Why Smart People Are Lazier than Their Dumb Friends
According to a new study, people with a high need for cognition are more likely to spend their days lounging around and not exercising.
According to a new study published this month by the Journal of Health Psychology, people who prefer not to spend their time thinking tend to be more physically active than those who do enjoy exercising their brain.
Researchers tracked the physical activity of 60 undergraduate students after dividing them into two groups: those with a high need for cognition (NFC) and those with a low need. The study’s authors characterize NFC as “a tendency to engage in and enjoy effortful cognitive endeavors.”
For example, people who enjoy working through challenging puzzles have a high NFC, explains Todd McElroy, a professor at Florida Gulf Coast University and one of the study’s authors. Those who prefer doing mundane tasks that do not stimulate the mind, he tells Broadly, have a low NFC.
For one week, the subjects wore a Fitbit-like device that measured their physical movements every 30 seconds. The study yielded approximately 20,000 points of data for each person, McElroy says. When they compared the activity levels, or lack thereof, in the two groups, researchers found the difference was substantial: The group with the low NFC moved significantly more every day during the week than the high NFC group. The weekend readings, however, revealed less of a difference.

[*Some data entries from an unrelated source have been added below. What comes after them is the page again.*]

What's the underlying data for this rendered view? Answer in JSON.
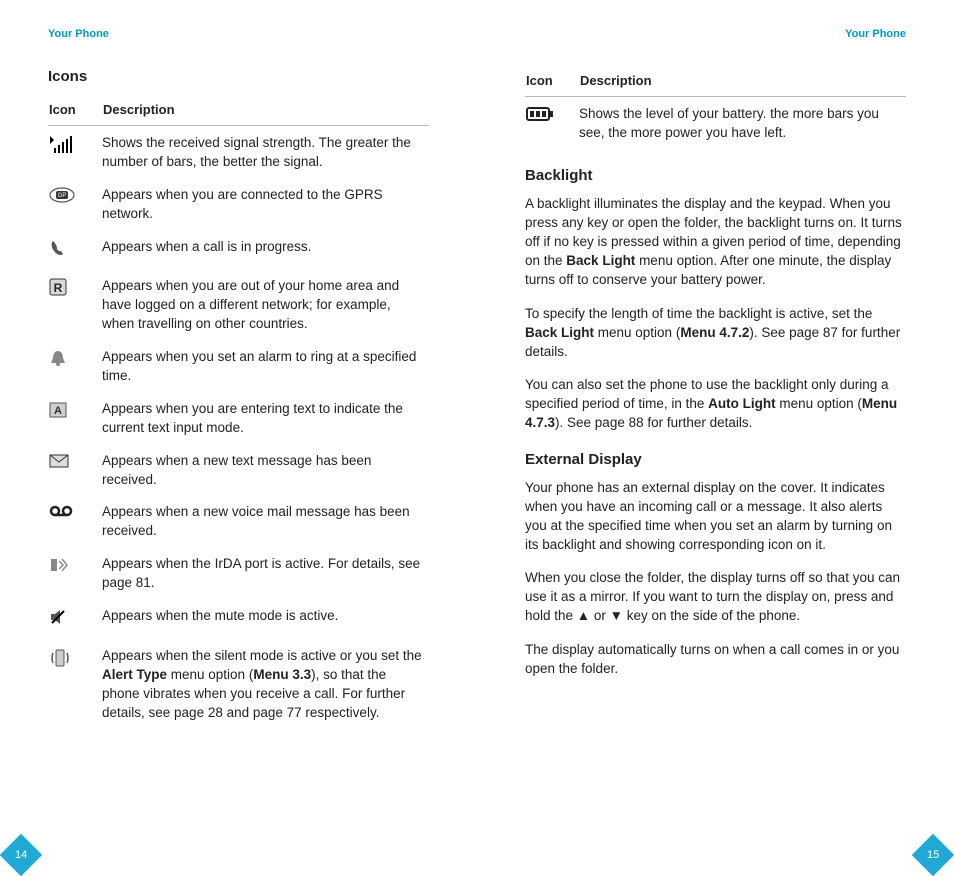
{
  "left": {
    "header": "Your Phone",
    "title": "Icons",
    "table": {
      "col_icon": "Icon",
      "col_desc": "Description",
      "rows": [
        {
          "icon": "signal-strength-icon",
          "html": "Shows the received signal strength. The greater the number of bars, the better the signal."
        },
        {
          "icon": "gprs-icon",
          "html": "Appears when you are connected to the GPRS network."
        },
        {
          "icon": "call-icon",
          "html": "Appears when a call is in progress."
        },
        {
          "icon": "roaming-icon",
          "html": "Appears when you are out of your home area and have logged on a different network; for example, when travelling on other countries."
        },
        {
          "icon": "alarm-icon",
          "html": "Appears when you set an alarm to ring at a specified time."
        },
        {
          "icon": "text-input-icon",
          "html": "Appears when you are entering text to indicate the current text input mode."
        },
        {
          "icon": "sms-icon",
          "html": "Appears when a new text message has been received."
        },
        {
          "icon": "voicemail-icon",
          "html": "Appears when a new voice mail message has been received."
        },
        {
          "icon": "irda-icon",
          "html": "Appears when the IrDA port is active. For details, see page 81."
        },
        {
          "icon": "mute-icon",
          "html": "Appears when the mute mode is active."
        },
        {
          "icon": "silent-vibrate-icon",
          "html": "Appears when the silent mode is active or you set the <b>Alert Type</b> menu option (<b>Menu 3.3</b>), so that the phone vibrates when you receive a call. For further details, see page 28 and page 77 respectively."
        }
      ]
    },
    "page_number": "14"
  },
  "right": {
    "header": "Your Phone",
    "table": {
      "col_icon": "Icon",
      "col_desc": "Description",
      "rows": [
        {
          "icon": "battery-icon",
          "html": "Shows the level of your battery. the more bars you see, the more power you have left."
        }
      ]
    },
    "sections": [
      {
        "heading": "Backlight",
        "paragraphs": [
          "A backlight illuminates the display and the keypad. When you press any key or open the folder, the backlight turns on. It turns off if no key is pressed within a given period of time, depending on the <b>Back Light</b> menu option. After one minute, the display turns off to conserve your battery power.",
          "To specify the length of time the backlight is active, set the <b>Back Light</b> menu option (<b>Menu 4.7.2</b>). See page 87 for further details.",
          "You can also set the phone to use the backlight only during a specified period of time, in the <b>Auto Light</b> menu option (<b>Menu 4.7.3</b>). See page 88 for further details."
        ]
      },
      {
        "heading": "External Display",
        "paragraphs": [
          "Your phone has an external display on the cover. It indicates when you have an incoming call or a message. It also alerts you at the specified time when you set an alarm by turning on its backlight and showing corresponding icon on it.",
          "When you close the folder, the display turns off so that you can use it as a mirror. If you want to turn the display on, press and hold the ▲ or ▼ key on the side of the phone.",
          "The display automatically turns on when a call comes in or you open the folder."
        ]
      }
    ],
    "page_number": "15"
  }
}
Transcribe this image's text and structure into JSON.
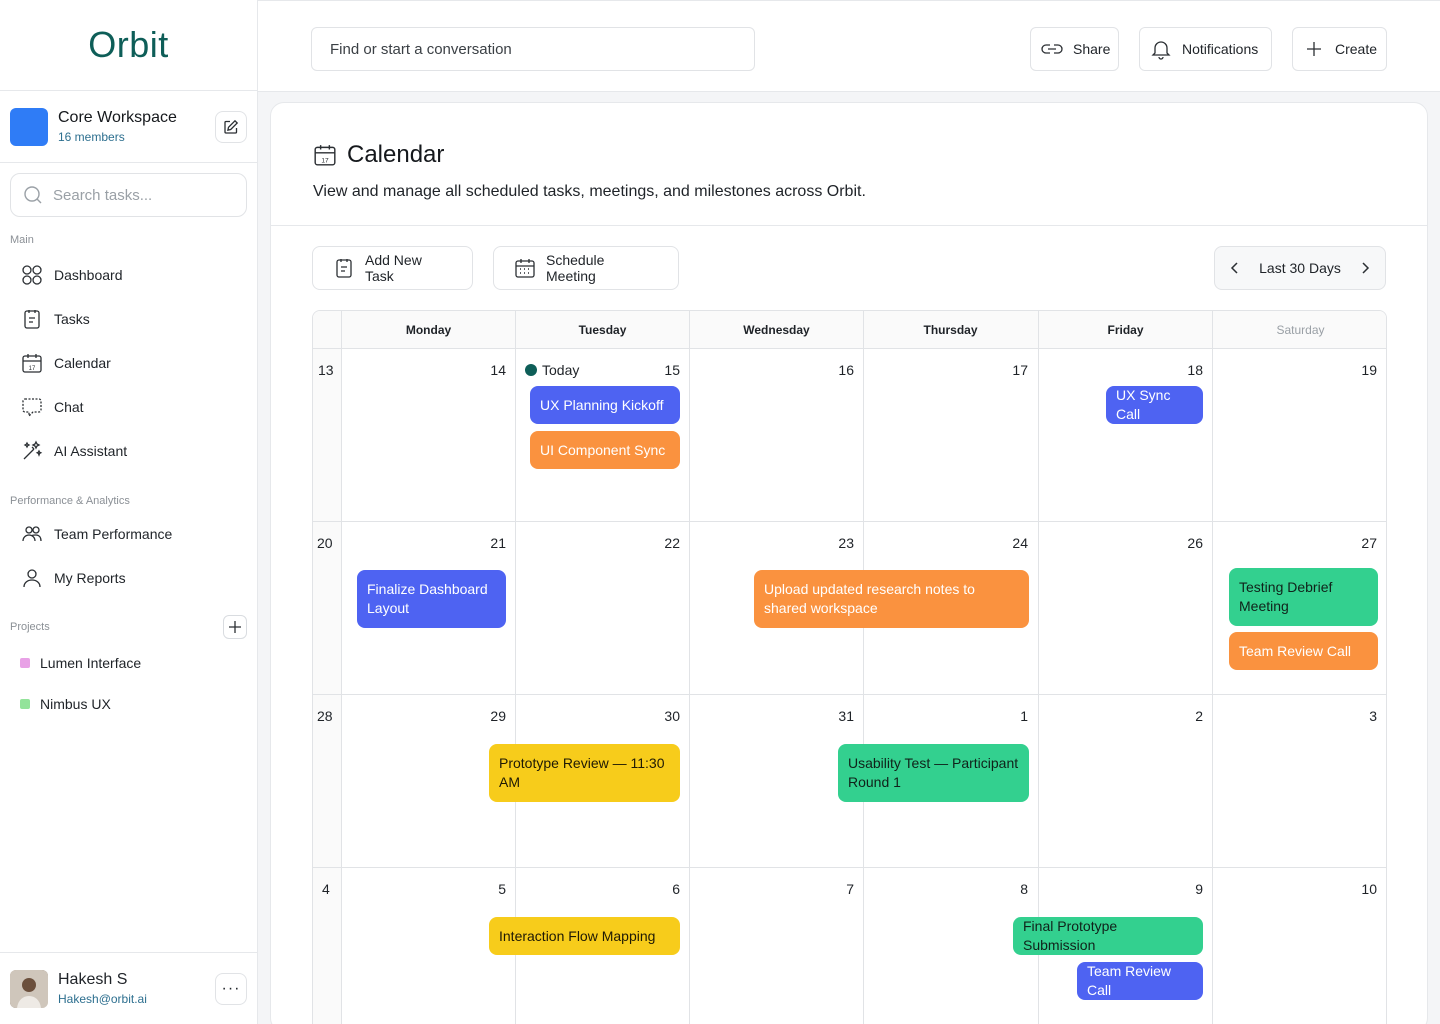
{
  "brand": {
    "logo": "Orbit"
  },
  "workspace": {
    "name": "Core Workspace",
    "members": "16 members"
  },
  "sidebar": {
    "search_placeholder": "Search tasks...",
    "main_label": "Main",
    "main_items": [
      {
        "label": "Dashboard",
        "icon": "dashboard-icon"
      },
      {
        "label": "Tasks",
        "icon": "tasks-icon"
      },
      {
        "label": "Calendar",
        "icon": "calendar-icon"
      },
      {
        "label": "Chat",
        "icon": "chat-icon"
      },
      {
        "label": "AI Assistant",
        "icon": "sparkle-icon"
      }
    ],
    "perf_label": "Performance & Analytics",
    "perf_items": [
      {
        "label": "Team Performance",
        "icon": "team-icon"
      },
      {
        "label": "My Reports",
        "icon": "user-icon"
      }
    ],
    "projects_label": "Projects",
    "projects": [
      {
        "label": "Lumen Interface",
        "color": "#e8a1e6"
      },
      {
        "label": "Nimbus UX",
        "color": "#93e39a"
      }
    ]
  },
  "user": {
    "name": "Hakesh S",
    "email": "Hakesh@orbit.ai",
    "more": "···"
  },
  "topbar": {
    "search_placeholder": "Find or start a conversation",
    "share": "Share",
    "notifications": "Notifications",
    "create": "Create"
  },
  "page": {
    "title": "Calendar",
    "subtitle": "View and manage all scheduled tasks, meetings, and milestones across Orbit.",
    "add_task": "Add New Task",
    "schedule_meeting": "Schedule Meeting",
    "range_label": "Last 30 Days"
  },
  "calendar": {
    "days": [
      "Monday",
      "Tuesday",
      "Wednesday",
      "Thursday",
      "Friday",
      "Saturday"
    ],
    "today_label": "Today",
    "weeks": [
      {
        "week": "13",
        "dates": [
          "14",
          "15",
          "16",
          "17",
          "18",
          "19"
        ]
      },
      {
        "week": "20",
        "dates": [
          "21",
          "22",
          "23",
          "24",
          "26",
          "27"
        ]
      },
      {
        "week": "28",
        "dates": [
          "29",
          "30",
          "31",
          "1",
          "2",
          "3"
        ]
      },
      {
        "week": "4",
        "dates": [
          "5",
          "6",
          "7",
          "8",
          "9",
          "10"
        ]
      }
    ],
    "events": [
      "UX Planning Kickoff",
      "UI Component Sync",
      "UX Sync Call",
      "Finalize Dashboard Layout",
      "Upload updated research notes to shared workspace",
      "Testing Debrief Meeting",
      "Team Review Call",
      "Prototype Review — 11:30 AM",
      "Usability Test — Participant Round 1",
      "Interaction Flow Mapping",
      "Final Prototype Submission",
      "Team Review Call"
    ],
    "colors": {
      "blue": "#4e63f2",
      "orange": "#fa923f",
      "green": "#33d08f",
      "yellow": "#f7cc1b",
      "today_dot": "#0e5e58"
    }
  }
}
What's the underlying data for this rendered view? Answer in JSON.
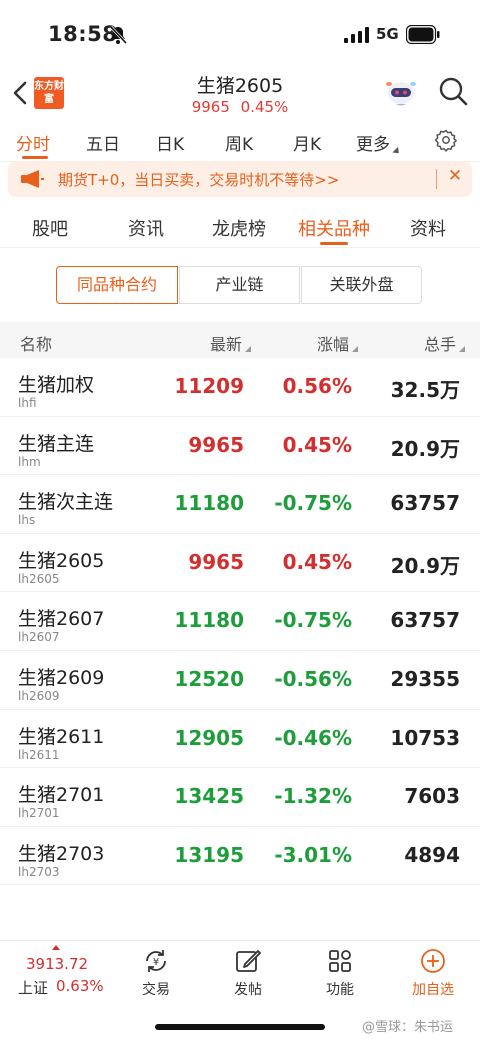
{
  "status": {
    "time": "18:58",
    "network": "5G"
  },
  "header": {
    "logo_text": "东方财富",
    "title": "生猪2605",
    "price": "9965",
    "change_pct": "0.45%"
  },
  "period_tabs": [
    {
      "label": "分时",
      "active": true
    },
    {
      "label": "五日"
    },
    {
      "label": "日K"
    },
    {
      "label": "周K"
    },
    {
      "label": "月K"
    },
    {
      "label": "更多"
    }
  ],
  "banner": {
    "text": "期货T+0，当日买卖，交易时机不等待>>",
    "close": "✕"
  },
  "main_tabs": [
    {
      "label": "股吧"
    },
    {
      "label": "资讯"
    },
    {
      "label": "龙虎榜"
    },
    {
      "label": "相关品种",
      "active": true
    },
    {
      "label": "资料"
    }
  ],
  "segments": [
    {
      "label": "同品种合约",
      "active": true
    },
    {
      "label": "产业链"
    },
    {
      "label": "关联外盘"
    }
  ],
  "table": {
    "headers": {
      "name": "名称",
      "latest": "最新",
      "change": "涨幅",
      "volume": "总手"
    },
    "rows": [
      {
        "name": "生猪加权",
        "code": "lhfi",
        "latest": "11209",
        "change": "0.56%",
        "volume": "32.5万",
        "trend": "up"
      },
      {
        "name": "生猪主连",
        "code": "lhm",
        "latest": "9965",
        "change": "0.45%",
        "volume": "20.9万",
        "trend": "up"
      },
      {
        "name": "生猪次主连",
        "code": "lhs",
        "latest": "11180",
        "change": "-0.75%",
        "volume": "63757",
        "trend": "down"
      },
      {
        "name": "生猪2605",
        "code": "lh2605",
        "latest": "9965",
        "change": "0.45%",
        "volume": "20.9万",
        "trend": "up"
      },
      {
        "name": "生猪2607",
        "code": "lh2607",
        "latest": "11180",
        "change": "-0.75%",
        "volume": "63757",
        "trend": "down"
      },
      {
        "name": "生猪2609",
        "code": "lh2609",
        "latest": "12520",
        "change": "-0.56%",
        "volume": "29355",
        "trend": "down"
      },
      {
        "name": "生猪2611",
        "code": "lh2611",
        "latest": "12905",
        "change": "-0.46%",
        "volume": "10753",
        "trend": "down"
      },
      {
        "name": "生猪2701",
        "code": "lh2701",
        "latest": "13425",
        "change": "-1.32%",
        "volume": "7603",
        "trend": "down"
      },
      {
        "name": "生猪2703",
        "code": "lh2703",
        "latest": "13195",
        "change": "-3.01%",
        "volume": "4894",
        "trend": "down"
      }
    ]
  },
  "bottom": {
    "index_value": "3913.72",
    "index_name": "上证",
    "index_pct": "0.63%",
    "nav": [
      {
        "label": "交易",
        "icon": "yuan-exchange-icon"
      },
      {
        "label": "发帖",
        "icon": "edit-icon"
      },
      {
        "label": "功能",
        "icon": "grid-icon"
      },
      {
        "label": "加自选",
        "icon": "plus-circle-icon"
      }
    ]
  },
  "watermark": "@雪球：朱书运",
  "colors": {
    "accent": "#e8601c",
    "up": "#d32f2f",
    "down": "#1e9e3a"
  }
}
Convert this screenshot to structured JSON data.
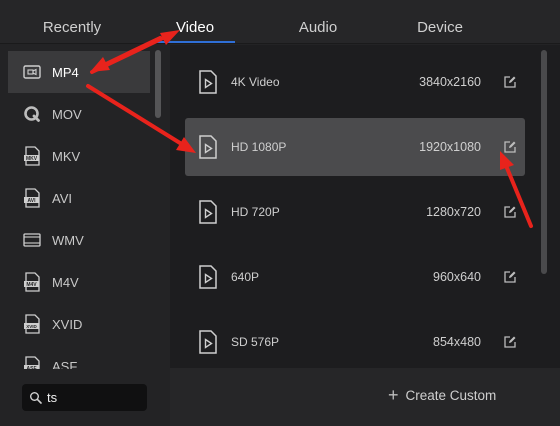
{
  "tabs": [
    {
      "label": "Recently"
    },
    {
      "label": "Video"
    },
    {
      "label": "Audio"
    },
    {
      "label": "Device"
    }
  ],
  "active_tab": "Video",
  "sidebar": {
    "items": [
      {
        "label": "MP4",
        "icon": "mp4-video-icon"
      },
      {
        "label": "MOV",
        "icon": "quicktime-icon"
      },
      {
        "label": "MKV",
        "icon": "mkv-file-icon"
      },
      {
        "label": "AVI",
        "icon": "avi-file-icon"
      },
      {
        "label": "WMV",
        "icon": "wmv-file-icon"
      },
      {
        "label": "M4V",
        "icon": "m4v-file-icon"
      },
      {
        "label": "XVID",
        "icon": "xvid-file-icon"
      },
      {
        "label": "ASF",
        "icon": "asf-file-icon"
      }
    ],
    "selected": "MP4"
  },
  "search": {
    "value": "ts"
  },
  "presets": [
    {
      "name": "4K Video",
      "resolution": "3840x2160"
    },
    {
      "name": "HD 1080P",
      "resolution": "1920x1080"
    },
    {
      "name": "HD 720P",
      "resolution": "1280x720"
    },
    {
      "name": "640P",
      "resolution": "960x640"
    },
    {
      "name": "SD 576P",
      "resolution": "854x480"
    }
  ],
  "selected_preset": "HD 1080P",
  "footer": {
    "create_label": "Create Custom"
  },
  "colors": {
    "accent": "#2f6fd6",
    "annotation_arrow": "#e8231c"
  }
}
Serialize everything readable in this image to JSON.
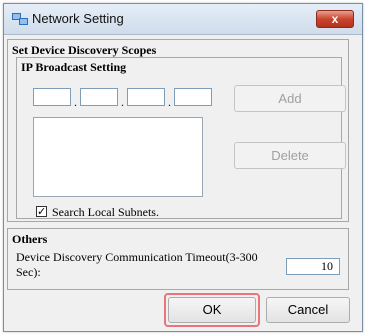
{
  "window": {
    "title": "Network Setting",
    "close_label": "x"
  },
  "scopes": {
    "title": "Set Device Discovery Scopes",
    "ip_broadcast": {
      "title": "IP Broadcast Setting",
      "octet_separator": ".",
      "octets": [
        "",
        "",
        "",
        ""
      ],
      "add_label": "Add",
      "delete_label": "Delete"
    },
    "search_local": {
      "label": "Search Local Subnets.",
      "checked": true,
      "mark": "✓"
    }
  },
  "others": {
    "title": "Others",
    "timeout_label": "Device Discovery Communication Timeout(3-300 Sec):",
    "timeout_value": "10"
  },
  "buttons": {
    "ok_label": "OK",
    "cancel_label": "Cancel"
  },
  "colors": {
    "close_button": "#c9452e",
    "highlight": "#e8757a"
  }
}
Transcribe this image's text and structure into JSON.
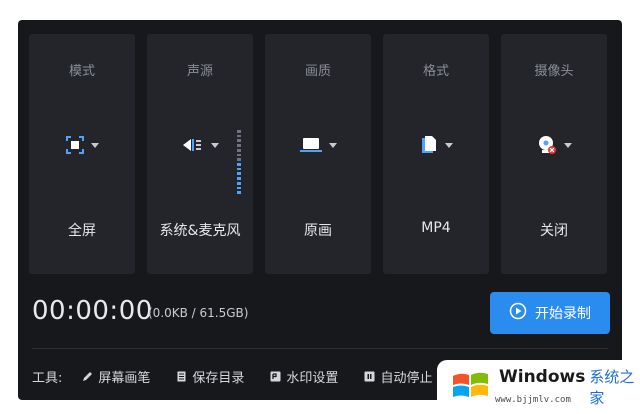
{
  "cards": [
    {
      "title": "模式",
      "value": "全屏",
      "icon": "fullscreen-icon"
    },
    {
      "title": "声源",
      "value": "系统&麦克风",
      "icon": "speaker-icon"
    },
    {
      "title": "画质",
      "value": "原画",
      "icon": "laptop-icon"
    },
    {
      "title": "格式",
      "value": "MP4",
      "icon": "file-icon"
    },
    {
      "title": "摄像头",
      "value": "关闭",
      "icon": "webcam-off-icon"
    }
  ],
  "audio_level": {
    "segments": 14,
    "active": 7
  },
  "timer": "00:00:00",
  "size_info": "(0.0KB / 61.5GB)",
  "record_button": {
    "label": "开始录制",
    "icon": "play-circle-icon"
  },
  "toolbar": {
    "label": "工具:",
    "items": [
      {
        "label": "屏幕画笔",
        "icon": "pen-icon"
      },
      {
        "label": "保存目录",
        "icon": "document-icon"
      },
      {
        "label": "水印设置",
        "icon": "watermark-icon"
      },
      {
        "label": "自动停止",
        "icon": "pause-icon"
      }
    ]
  },
  "watermark": {
    "brand": "Windows",
    "cn": "系统之家",
    "url": "www.bjjmlv.com"
  },
  "colors": {
    "accent": "#2b8cf0",
    "background": "#17181c",
    "card": "#23252b",
    "level_on": "#4fa3ff"
  }
}
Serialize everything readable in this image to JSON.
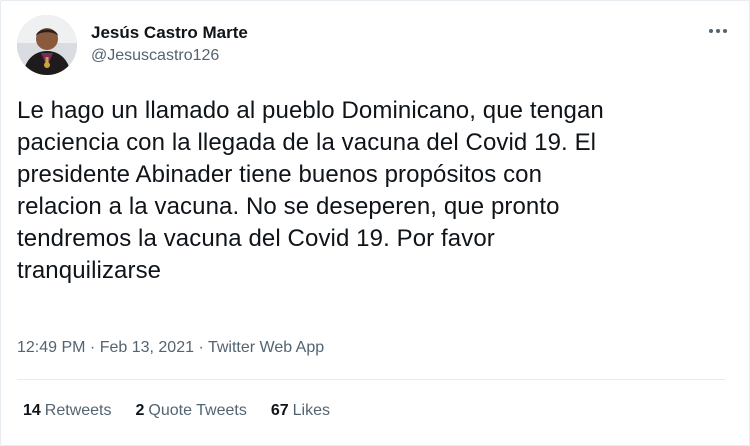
{
  "author": {
    "display_name": "Jesús Castro Marte",
    "handle": "@Jesuscastro126"
  },
  "more_icon": "more-horizontal-icon",
  "tweet": {
    "text": "Le hago un llamado al pueblo Dominicano, que tengan\npaciencia con la llegada de la vacuna del Covid 19. El\npresidente Abinader  tiene buenos propósitos con\nrelacion a la vacuna. No se deseperen, que pronto\ntendremos la vacuna del Covid 19. Por favor\ntranquilizarse",
    "time": "12:49 PM",
    "date": "Feb 13, 2021",
    "source": "Twitter Web App",
    "separator": " · "
  },
  "stats": {
    "retweets_count": "14",
    "retweets_label": "Retweets",
    "quote_count": "2",
    "quote_label": "Quote Tweets",
    "likes_count": "67",
    "likes_label": "Likes"
  },
  "colors": {
    "text": "#0f1419",
    "secondary": "#536471",
    "divider": "#e6ecf0"
  }
}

After reading the research, it’d be easy to default to the old stereotypes of “dumb jocks” and “smart people always having their head in a book.” But the relationship between cognition and physical activity is more complicated than that. As the Independent points out, the need for cognition is not a measure of intelligence: “People with lower IQs can enjoy a contemplative life and a good cognitive challenge, for instance. Similarly, plenty of people with high IQs dislike using their brain in challenging ways.”
McElroy says motivation may also play a role in a person’s physical activities. For example, people may be engaging in physical activity for longer periods of time to avoid tackling a challenging mental task. Personally, McElroy says, when he’s faced with grading a stack of student papers or working on a difficult statistical model, he often finds himself getting up to do chores or going for a walk.
Beyond that, one of the biggest takeaways of the study is how it addresses the negative perception of sitting around. “Just because you seem to be lazy, or what people would qualify as lazy,” he says, “you actually might be engaging in some type of higher motivated thought.”
Of course, people who are thoughtful and intelligent are often aware of the health risks of a sedentary lifestyle. “They are cognizant of it,” McElroy says, “but by the same token, if you’re engaged in thinking and thinking activities, you’re normally not moving.”
A follow-up study that will go more in-depth in what people are actually doing when they are or aren’t moving is in the works, McElroy says.